Name Name of airport. May or may not contain the City name.
City Main city served by airport. May be spelled differently from Name.
Country Country or territory where airport is located. See countries.dat to cross-reference to ISO
3166-1 codes.
IATA 3-letter IATA code. Null if not assigned/unknown.
ICAO 4-letter ICAO code.
Latitude Decimal degrees, usually to six significant digits. Negative is South, positive is North.
Longitude Decimal degrees, usually to six significant digits. Negative is West, positive is East.
Altitude In feet.
Timezone Hours offset from UTC. Fractional hours are expressed as decimals, eg. India is 5.5.
DST Daylight savings time. One of E (Europe), A (US/Canada), S (South America), O (Australia), Z
(New Zealand), N (None) or U (Unknown). See also: Help: Time
Tz database time zone Timezone in “tz” (Olson) format, eg. “America/Los_Angeles”.

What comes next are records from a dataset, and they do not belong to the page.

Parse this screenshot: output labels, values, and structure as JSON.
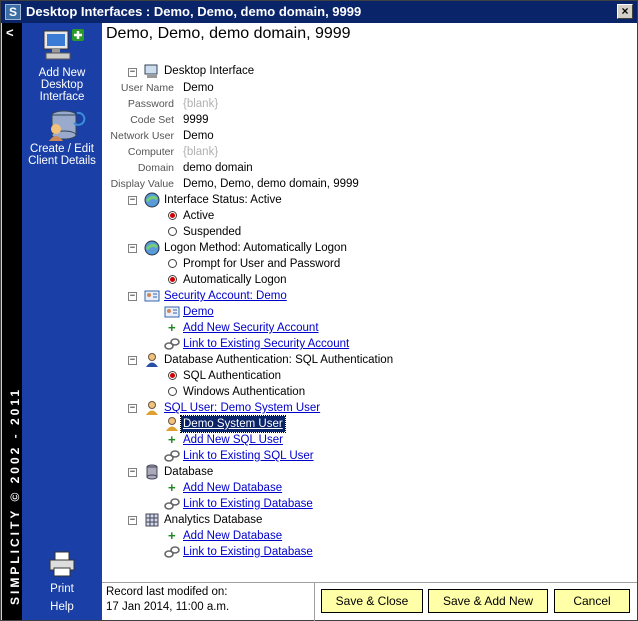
{
  "window": {
    "title": "Desktop Interfaces : Demo, Demo, demo domain, 9999",
    "app_icon": "S"
  },
  "brand": {
    "collapse_glyph": "<",
    "vertical_text": "SIMPLICITY © 2002 - 2011"
  },
  "sidebar": {
    "add_label": "Add New Desktop Interface",
    "client_label": "Create / Edit Client Details",
    "print_label": "Print",
    "help_label": "Help"
  },
  "header": {
    "title": "Demo, Demo, demo domain, 9999"
  },
  "tree": {
    "root_label": "Desktop Interface",
    "fields": [
      {
        "label": "User Name",
        "value": "Demo",
        "blank": false
      },
      {
        "label": "Password",
        "value": "{blank}",
        "blank": true
      },
      {
        "label": "Code Set",
        "value": "9999",
        "blank": false
      },
      {
        "label": "Network User",
        "value": "Demo",
        "blank": false
      },
      {
        "label": "Computer",
        "value": "{blank}",
        "blank": true
      },
      {
        "label": "Domain",
        "value": "demo domain",
        "blank": false
      },
      {
        "label": "Display Value",
        "value": "Demo, Demo, demo domain, 9999",
        "blank": false
      }
    ],
    "interface_status": {
      "label": "Interface Status:  Active",
      "options": [
        "Active",
        "Suspended"
      ],
      "selected": 0
    },
    "logon_method": {
      "label": "Logon Method:  Automatically Logon",
      "options": [
        "Prompt for User and Password",
        "Automatically Logon"
      ],
      "selected": 1
    },
    "security_account": {
      "label": "Security Account:  Demo",
      "item": "Demo",
      "add": "Add New Security Account",
      "link": "Link to Existing Security Account"
    },
    "db_auth": {
      "label": "Database Authentication:  SQL Authentication",
      "options": [
        "SQL Authentication",
        "Windows Authentication"
      ],
      "selected": 0
    },
    "sql_user": {
      "label": "SQL User:  Demo System User",
      "item": "Demo System User",
      "add": "Add New SQL User",
      "link": "Link to Existing SQL User"
    },
    "database": {
      "label": "Database",
      "add": "Add New Database",
      "link": "Link to Existing Database"
    },
    "analytics": {
      "label": "Analytics Database",
      "add": "Add New Database",
      "link": "Link to Existing Database"
    }
  },
  "footer": {
    "modified_label": "Record last modifed on:",
    "modified_value": "17 Jan 2014, 11:00 a.m.",
    "save_close": "Save & Close",
    "save_add_new": "Save & Add New",
    "cancel": "Cancel"
  }
}
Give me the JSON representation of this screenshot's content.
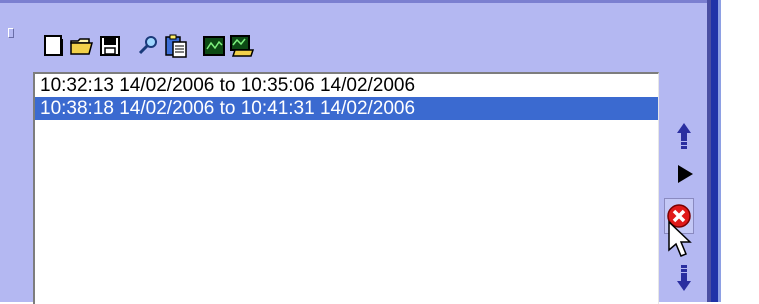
{
  "toolbar": {
    "buttons": [
      {
        "icon": "new-document-icon"
      },
      {
        "icon": "open-folder-icon"
      },
      {
        "icon": "save-disk-icon"
      },
      {
        "icon": "search-magnifier-icon"
      },
      {
        "icon": "paste-clipboard-icon"
      },
      {
        "icon": "chart-display-icon"
      },
      {
        "icon": "chart-export-icon"
      }
    ]
  },
  "list": {
    "items": [
      {
        "label": "10:32:13 14/02/2006 to 10:35:06 14/02/2006",
        "selected": false
      },
      {
        "label": "10:38:18 14/02/2006 to 10:41:31 14/02/2006",
        "selected": true
      }
    ]
  },
  "side_buttons": [
    {
      "icon": "move-up-arrow-icon"
    },
    {
      "icon": "play-icon"
    },
    {
      "icon": "delete-icon"
    },
    {
      "icon": "move-down-arrow-icon"
    }
  ],
  "colors": {
    "panel": "#b4b8f2",
    "selection": "#3b6ad0",
    "frame": "#2032a8",
    "delete": "#e01a1a",
    "arrow": "#2a2ea0"
  }
}
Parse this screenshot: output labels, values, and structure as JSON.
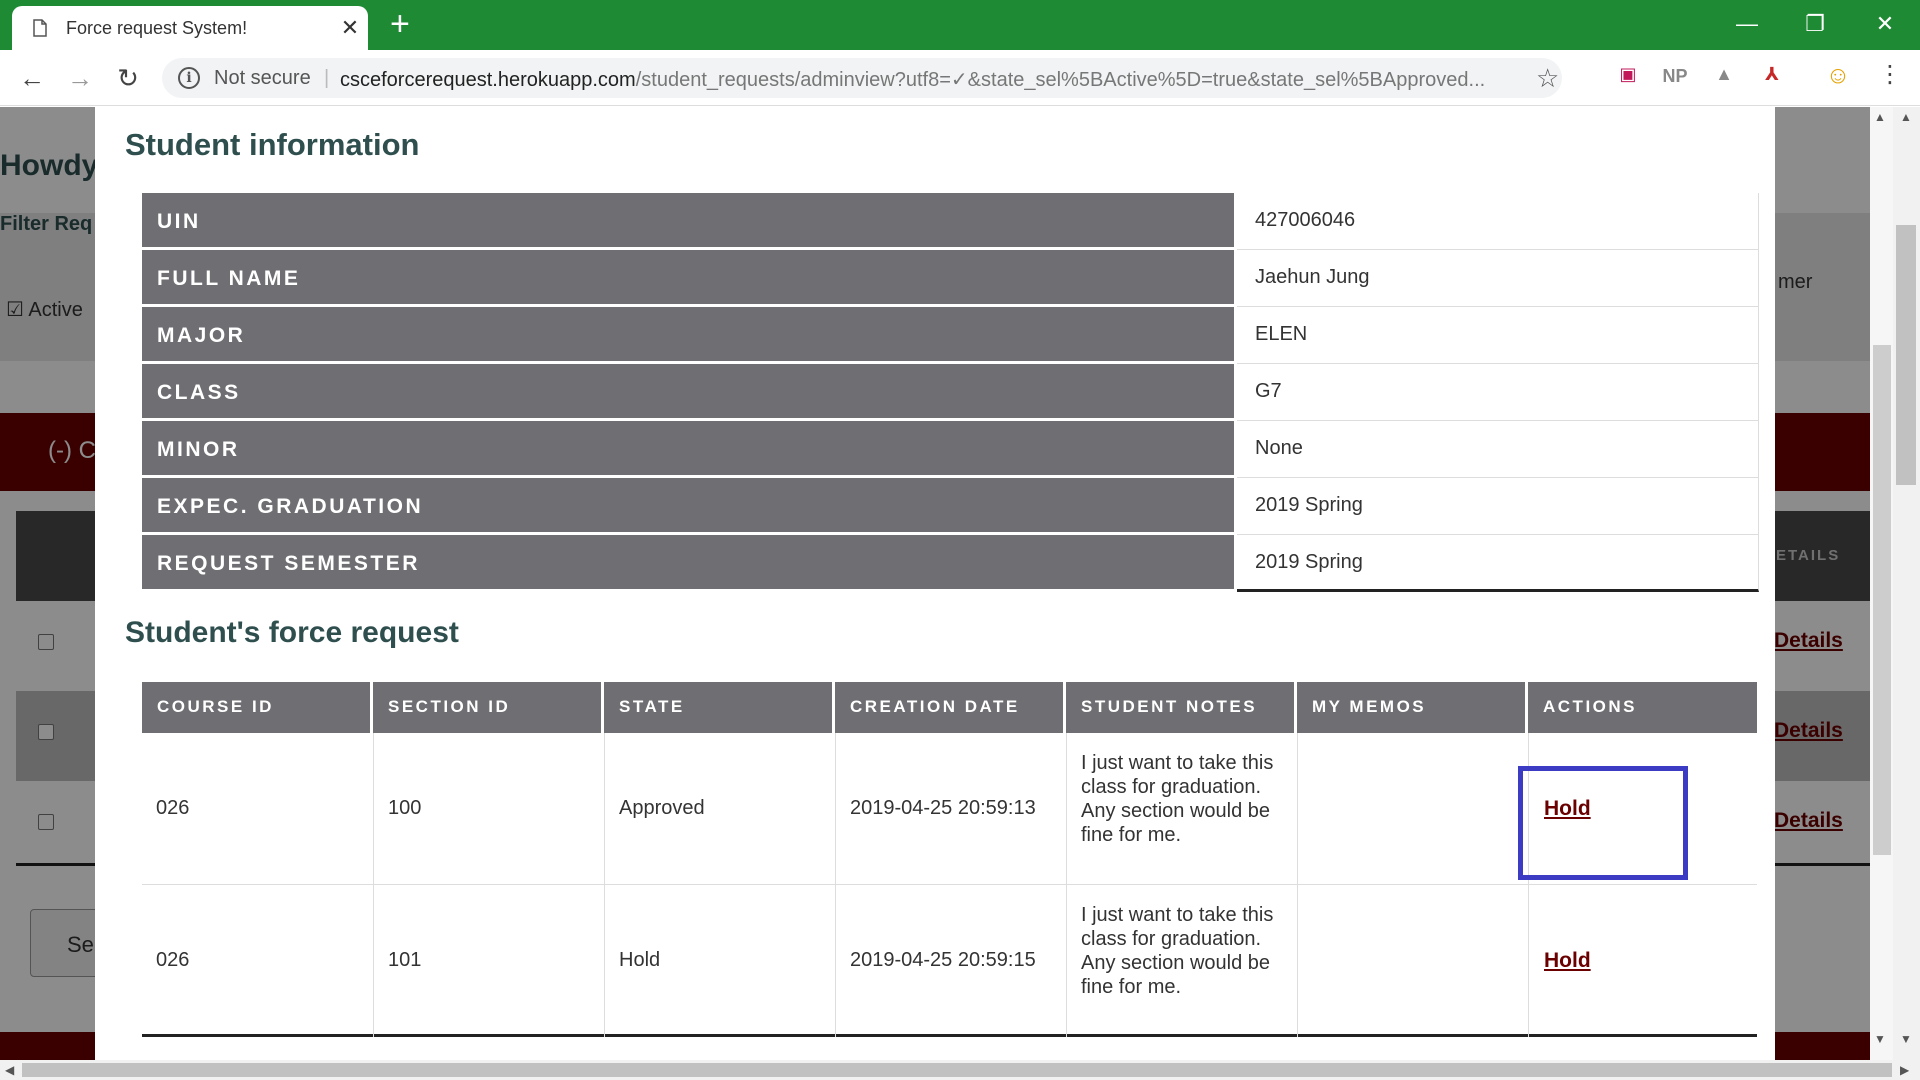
{
  "browser": {
    "tab_title": "Force request System!",
    "tab_close": "✕",
    "new_tab": "+",
    "window_controls": {
      "minimize": "—",
      "restore": "❐",
      "close": "✕"
    },
    "nav": {
      "back": "←",
      "forward": "→",
      "reload": "↻"
    },
    "security_icon": "i",
    "security_label": "Not secure",
    "url_host": "csceforcerequest.herokuapp.com",
    "url_path": "/student_requests/adminview?utf8=✓&state_sel%5BActive%5D=true&state_sel%5BApproved...",
    "bookmark_icon": "☆",
    "extensions": [
      "▣",
      "NP",
      "▲",
      "⅄",
      "☺"
    ],
    "menu": "⋮"
  },
  "background_page": {
    "howdy": "Howdy",
    "filter_label": "Filter Req",
    "active_checkbox": "☑",
    "active_label": "Active",
    "partial_mer": "mer",
    "red_bar_text": "(-) C",
    "details_header": "ETAILS",
    "details_link": "Details",
    "select_button": "Se"
  },
  "modal": {
    "student_info_title": "Student information",
    "student_info": [
      {
        "label": "UIN",
        "value": "427006046"
      },
      {
        "label": "FULL NAME",
        "value": "Jaehun Jung"
      },
      {
        "label": "MAJOR",
        "value": "ELEN"
      },
      {
        "label": "CLASS",
        "value": "G7"
      },
      {
        "label": "MINOR",
        "value": "None"
      },
      {
        "label": "EXPEC. GRADUATION",
        "value": "2019 Spring"
      },
      {
        "label": "REQUEST SEMESTER",
        "value": "2019 Spring"
      }
    ],
    "force_request_title": "Student's force request",
    "columns": [
      "COURSE ID",
      "SECTION ID",
      "STATE",
      "CREATION DATE",
      "STUDENT NOTES",
      "MY MEMOS",
      "ACTIONS"
    ],
    "rows": [
      {
        "course_id": "026",
        "section_id": "100",
        "state": "Approved",
        "creation_date": "2019-04-25 20:59:13",
        "notes": "I just want to take this class for graduation. Any section would be fine for me.",
        "memos": "",
        "action": "Hold"
      },
      {
        "course_id": "026",
        "section_id": "101",
        "state": "Hold",
        "creation_date": "2019-04-25 20:59:15",
        "notes": "I just want to take this class for graduation. Any section would be fine for me.",
        "memos": "",
        "action": "Hold"
      }
    ]
  },
  "colors": {
    "chrome_green": "#1e8a34",
    "header_gray": "#6e6e73",
    "title_teal": "#2f4f4f",
    "link_maroon": "#6b0000",
    "highlight_blue": "#3b3bc4"
  }
}
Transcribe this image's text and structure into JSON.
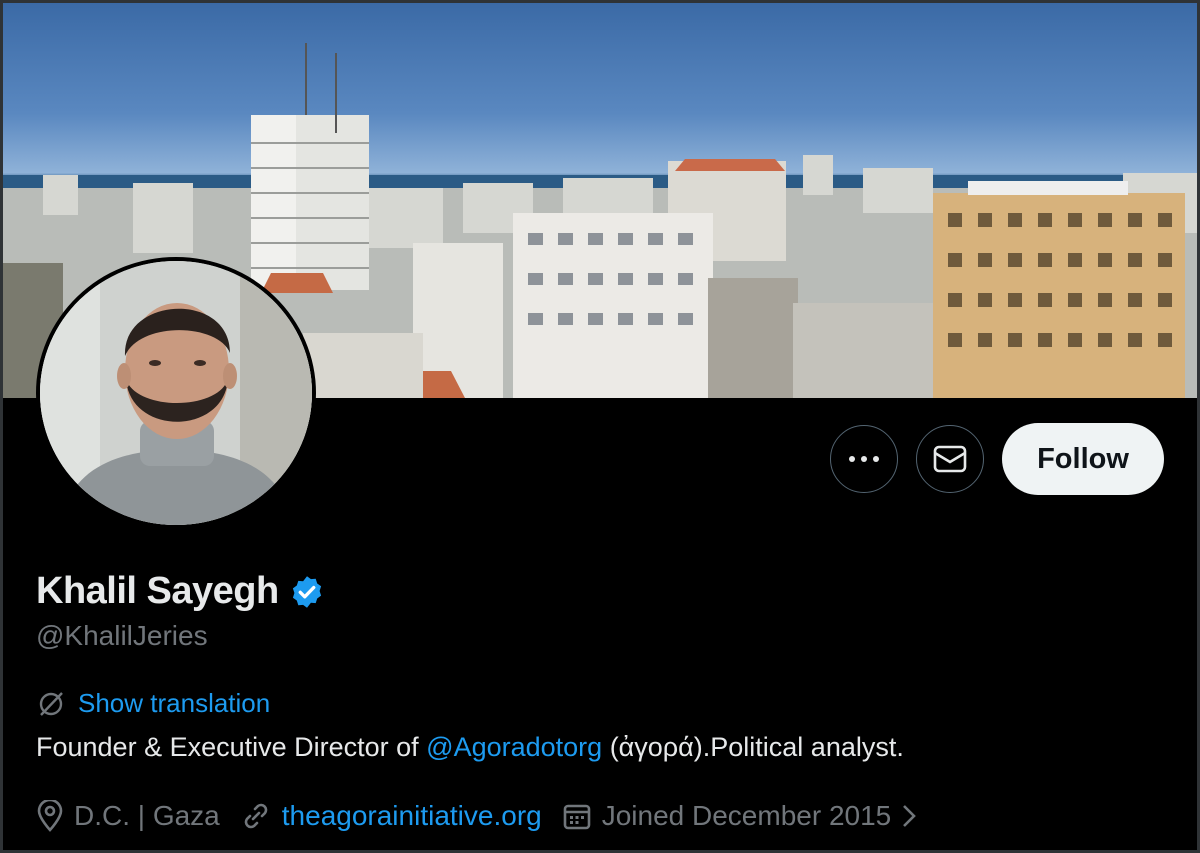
{
  "profile": {
    "name": "Khalil Sayegh",
    "handle": "@KhalilJeries",
    "verified": true,
    "show_translation": "Show translation",
    "bio_prefix": "Founder & Executive Director of ",
    "bio_mention": "@Agoradotorg",
    "bio_suffix": " (ἀγορά).Political analyst.",
    "location": "D.C. | Gaza",
    "website": "theagorainitiative.org",
    "joined": "Joined December 2015"
  },
  "actions": {
    "more_icon": "more-icon",
    "message_icon": "envelope-icon",
    "follow_label": "Follow"
  },
  "colors": {
    "background": "#000000",
    "accent": "#1d9bf0",
    "muted": "#71767b",
    "follow_bg": "#eff3f4"
  }
}
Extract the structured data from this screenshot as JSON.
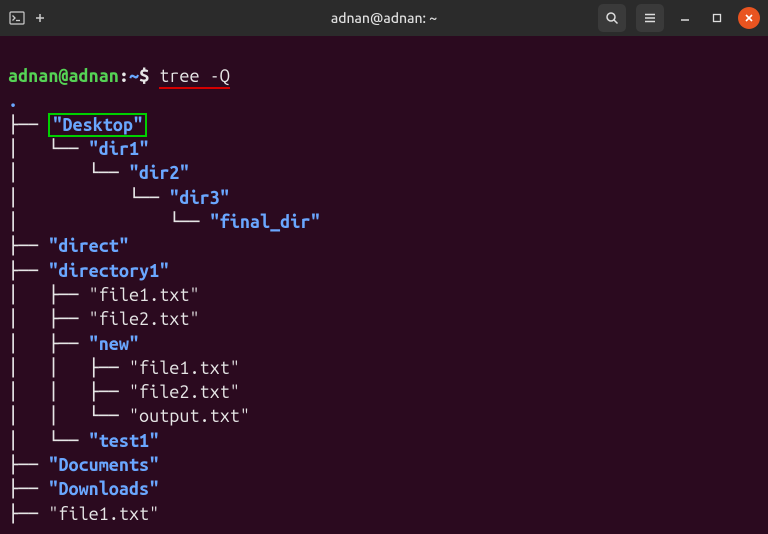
{
  "titlebar": {
    "title": "adnan@adnan: ~"
  },
  "prompt": {
    "user": "adnan@adnan",
    "sep": ":",
    "path": "~",
    "dollar": "$",
    "cmd": "tree -Q"
  },
  "tree": {
    "dot": ".",
    "l0": {
      "prefix": "├── ",
      "name": "\"Desktop\""
    },
    "l1": {
      "prefix": "│   └── ",
      "name": "\"dir1\""
    },
    "l2": {
      "prefix": "│       └── ",
      "name": "\"dir2\""
    },
    "l3": {
      "prefix": "│           └── ",
      "name": "\"dir3\""
    },
    "l4": {
      "prefix": "│               └── ",
      "name": "\"final_dir\""
    },
    "l5": {
      "prefix": "├── ",
      "name": "\"direct\""
    },
    "l6": {
      "prefix": "├── ",
      "name": "\"directory1\""
    },
    "l7": {
      "prefix": "│   ├── ",
      "name": "\"file1.txt\""
    },
    "l8": {
      "prefix": "│   ├── ",
      "name": "\"file2.txt\""
    },
    "l9": {
      "prefix": "│   ├── ",
      "name": "\"new\""
    },
    "l10": {
      "prefix": "│   │   ├── ",
      "name": "\"file1.txt\""
    },
    "l11": {
      "prefix": "│   │   ├── ",
      "name": "\"file2.txt\""
    },
    "l12": {
      "prefix": "│   │   └── ",
      "name": "\"output.txt\""
    },
    "l13": {
      "prefix": "│   └── ",
      "name": "\"test1\""
    },
    "l14": {
      "prefix": "├── ",
      "name": "\"Documents\""
    },
    "l15": {
      "prefix": "├── ",
      "name": "\"Downloads\""
    },
    "l16": {
      "prefix": "├── ",
      "name": "\"file1.txt\""
    }
  }
}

Type Type of the airport. Value “airport” for air terminals, “station” for train stations, “port” for
ferry terminals and “unknown” if not known. In airports.csv, only type=airport is included.
Source Source of this data. “OurAirports” for data sourced from OurAirports, “Legacy” for old data
not matched to OurAirports (mostly DAFIF), “User” for unverified user contributions. In airports.csv, only
source=OurAirports is included.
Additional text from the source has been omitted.